Infinite Horizon Problems | Sequential Decision Making

📖

1. Infinite Horizon Stochastic DP Problem

Problem Statement

We aim to minimize the total cost over an infinite number of stages, given by:

\[ J_\pi(x_0) = \lim_{N \to \infty} E_{{w_k}, \: k=0,1,\dots} \left\{ \sum_{k=0}^{N-1} \alpha^k g(x_k, \mu_k(x_k), w_k) \right\} \]

\( J_\pi(x_0) \) is the cost associated with initial state \( x_0 \) and policy \( \pi = \{\mu_0, \mu_1, \dots\} \).
\( \alpha \) is a discount factor in the interval \( (0, 1] \).
System equation: \( x_{k+1} = f(x_k, u_k, w_k) \).
Stochastic disturbances \( w_k \) have a common probability distribution \( P(\cdot | x_k, u_k) \).

🔄

2. Value Iteration (VI)

How do we solve this? We can think of it as the limit of finite horizon problems.

The Algorithm

Let \( J_N(x) \) denote the optimal cost of an \( N \)-stage problem. The Value Iteration algorithm generates this cost iteratively:

\[ J_{k+1}(x) = \min_{u \in U(x)} E_w \left\{ g(x, u, w) + \alpha J_k (f(x, u, w)) \right\}, \quad k = 0, 1, \dots \]

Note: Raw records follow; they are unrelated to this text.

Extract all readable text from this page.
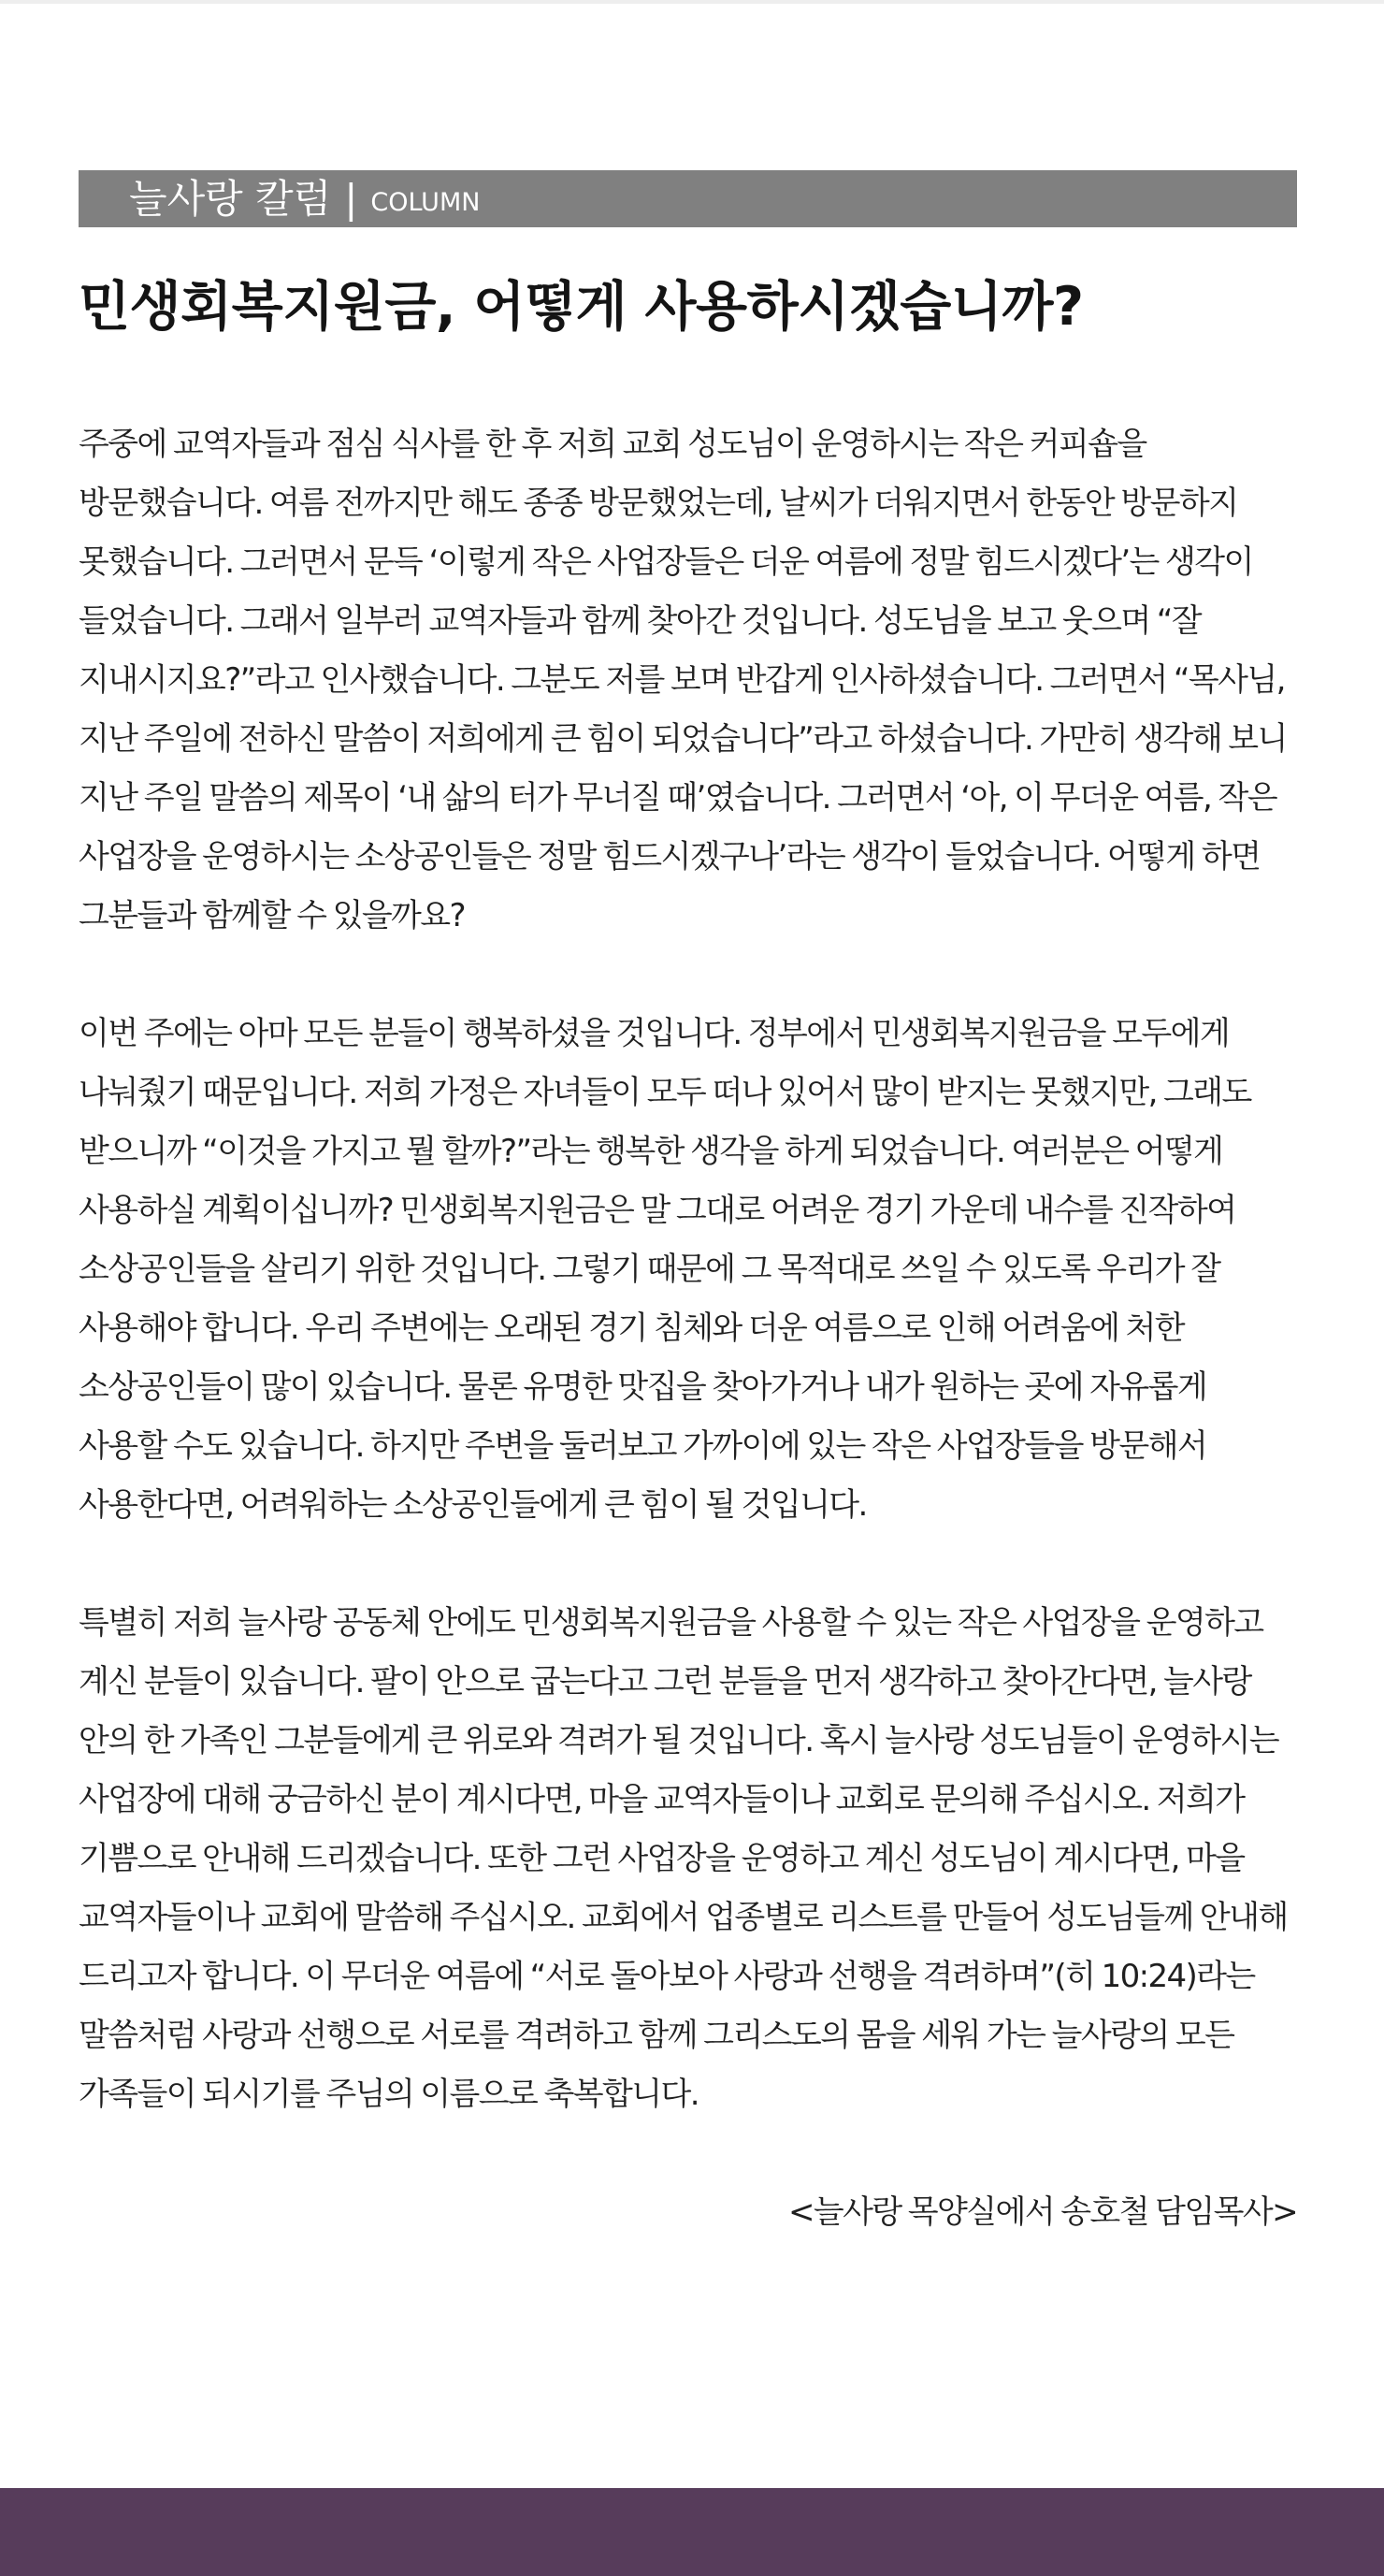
늘사랑 칼럼 | COLUMN
민생회복지원금, 어떻게 사용하시겠습니까?

주중에 교역자들과 점심 식사를 한 후 저희 교회 성도님이 운영하시는 작은 커피숍을 방문했습니다. 여름 전까지만 해도 종종 방문했었는데, 날씨가 더워지면서 한동안 방문하지 못했습니다. 그러면서 문득 ‘이렇게 작은 사업장들은 더운 여름에 정말 힘드시겠다’는 생각이 들었습니다. 그래서 일부러 교역자들과 함께 찾아간 것입니다. 성도님을 보고 웃으며 “잘 지내시지요?”라고 인사했습니다. 그분도 저를 보며 반갑게 인사하셨습니다. 그러면서 “목사님, 지난 주일에 전하신 말씀이 저희에게 큰 힘이 되었습니다”라고 하셨습니다. 가만히 생각해 보니 지난 주일 말씀의 제목이 ‘내 삶의 터가 무너질 때’였습니다. 그러면서 ‘아, 이 무더운 여름, 작은 사업장을 운영하시는 소상공인들은 정말 힘드시겠구나’라는 생각이 들었습니다. 어떻게 하면 그분들과 함께할 수 있을까요?

이번 주에는 아마 모든 분들이 행복하셨을 것입니다. 정부에서 민생회복지원금을 모두에게 나눠줬기 때문입니다. 저희 가정은 자녀들이 모두 떠나 있어서 많이 받지는 못했지만, 그래도 받으니까 “이것을 가지고 뭘 할까?”라는 행복한 생각을 하게 되었습니다. 여러분은 어떻게 사용하실 계획이십니까? 민생회복지원금은 말 그대로 어려운 경기 가운데 내수를 진작하여 소상공인들을 살리기 위한 것입니다. 그렇기 때문에 그 목적대로 쓰일 수 있도록 우리가 잘 사용해야 합니다. 우리 주변에는 오래된 경기 침체와 더운 여름으로 인해 어려움에 처한 소상공인들이 많이 있습니다. 물론 유명한 맛집을 찾아가거나 내가 원하는 곳에 자유롭게 사용할 수도 있습니다. 하지만 주변을 둘러보고 가까이에 있는 작은 사업장들을 방문해서 사용한다면, 어려워하는 소상공인들에게 큰 힘이 될 것입니다.

특별히 저희 늘사랑 공동체 안에도 민생회복지원금을 사용할 수 있는 작은 사업장을 운영하고 계신 분들이 있습니다. 팔이 안으로 굽는다고 그런 분들을 먼저 생각하고 찾아간다면, 늘사랑 안의 한 가족인 그분들에게 큰 위로와 격려가 될 것입니다. 혹시 늘사랑 성도님들이 운영하시는 사업장에 대해 궁금하신 분이 계시다면, 마을 교역자들이나 교회로 문의해 주십시오. 저희가 기쁨으로 안내해 드리겠습니다. 또한 그런 사업장을 운영하고 계신 성도님이 계시다면, 마을 교역자들이나 교회에 말씀해 주십시오. 교회에서 업종별로 리스트를 만들어 성도님들께 안내해 드리고자 합니다. 이 무더운 여름에 “서로 돌아보아 사랑과 선행을 격려하며”(히 10:24)라는 말씀처럼 사랑과 선행으로 서로를 격려하고 함께 그리스도의 몸을 세워 가는 늘사랑의 모든 가족들이 되시기를 주님의 이름으로 축복합니다.

<늘사랑 목양실에서 송호철 담임목사>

Starting from \( J_0(x) = 0 \).

Optimal Cost \( J^* \) & Bellman Equation

The optimal infinite horizon cost is the limit \( J^*(x) = \lim_{N \to \infty} J_N(x) \). It satisfies the famous Bellman Equation:

\[ J^*(x) = \min_{u \in U(x)} E_w \left\{ g(x, u, w) + \alpha J^* (f(x, u, w)) \right\} \]

Remarks on Bellman Equation

It is a system of equations (one per state \( x \)).
If \( \mu(x) \) attains the minimum for each \( x \), then the stationary policy \( \{\mu, \mu, \dots\} \) is optimal.
The cost \( J_\mu \) of a stationary policy \( \mu \) satisfies: \[ J_\mu(x) = E_w \left\{ g(x, \mu(x), w) + \alpha J_\mu (f(x, \mu(x), w)) \right\} \]

🎯

3. Policy Iteration (PI)

Policy Iteration forms the foundation for self-learning in RL.

1. Policy Evaluation

Compute cost \( J_\mu \) of current policy \( \mu \) by solving the Bellman equation for \( \mu \).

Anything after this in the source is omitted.